Open candlewill opened 4 months ago

candlewill commented 4 months ago

Thank you for this excellent implementation. I'd like to suggest an optimization that could significantly speed up inference and enable streaming output.

Currently, there are two GPT2 graphs:

  1. autoregressive: Generates speech codes (originally for CLVP to select the best result)
  2. autoregressive_latent_graph: Generates latents based on the best result

Since CLVP has been removed, we can streamline this to a single GPT2 graph that directly generates latents. I've implemented this with minimal changes:

  1. In autoregressive_graph, add after cur = ggml_add(ctx0, cur, model.language_model_head_layer_norm_bias);:
// Output latents
ggml_tensor *final_output_2 = ggml_cont(
    ctx0, ggml_view_4d(ctx0, cur, 1024, 1, batch_size, 1,
                       cur->nb[1], cur->nb[2], cur->nb[3],
                       (test_dimension - 1) * sizeof(float) * 1024));

ggml_set_name(final_output_2, "output_latents");
ggml_set_output(final_output_2);
ggml_build_forward_expand(gf, final_output_2);
  1. In the main inference loop, extract the latent:
    extract_tensor_to_vector(ggml_graph_get_tensor(gf, "output_latents"), latent);

Benefits:

  1. Faster inference by eliminating redundant GPT2 runs
  2. Enables potential streaming output of latents
  3. Simplifies code structure

This optimization could significantly benefit users looking to speed up inference or implement streaming latent generation.

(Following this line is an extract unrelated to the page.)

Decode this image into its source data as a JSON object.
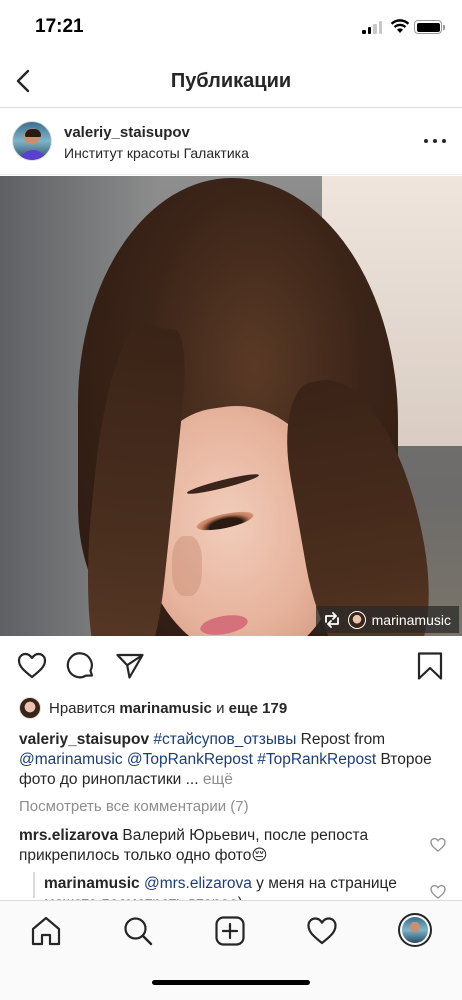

balisujohn commented 4 months ago

@candlewill thanks for looking into this; I think this would be a good change to make, though I wasn't able to get it to work by naively applying it. If you have a working branch with this change applied would you be willing to make a pull request?

leso-kn commented 1 month ago

@candlewill Hey :) Would you mind uploading the required changes as patch file or sharing a forked git version with your optimization? I would be curious to try it out and have trouble applying the second part of your patch in the main inference loop.

fwsGonzo commented 6 days ago

I'm also interested in this. Increasing the overall performance when using single-threaded CPU (with AVX-512) would be awesome, if possible. And also, to identify which parts are loading (before message) and which parts come after the message is known.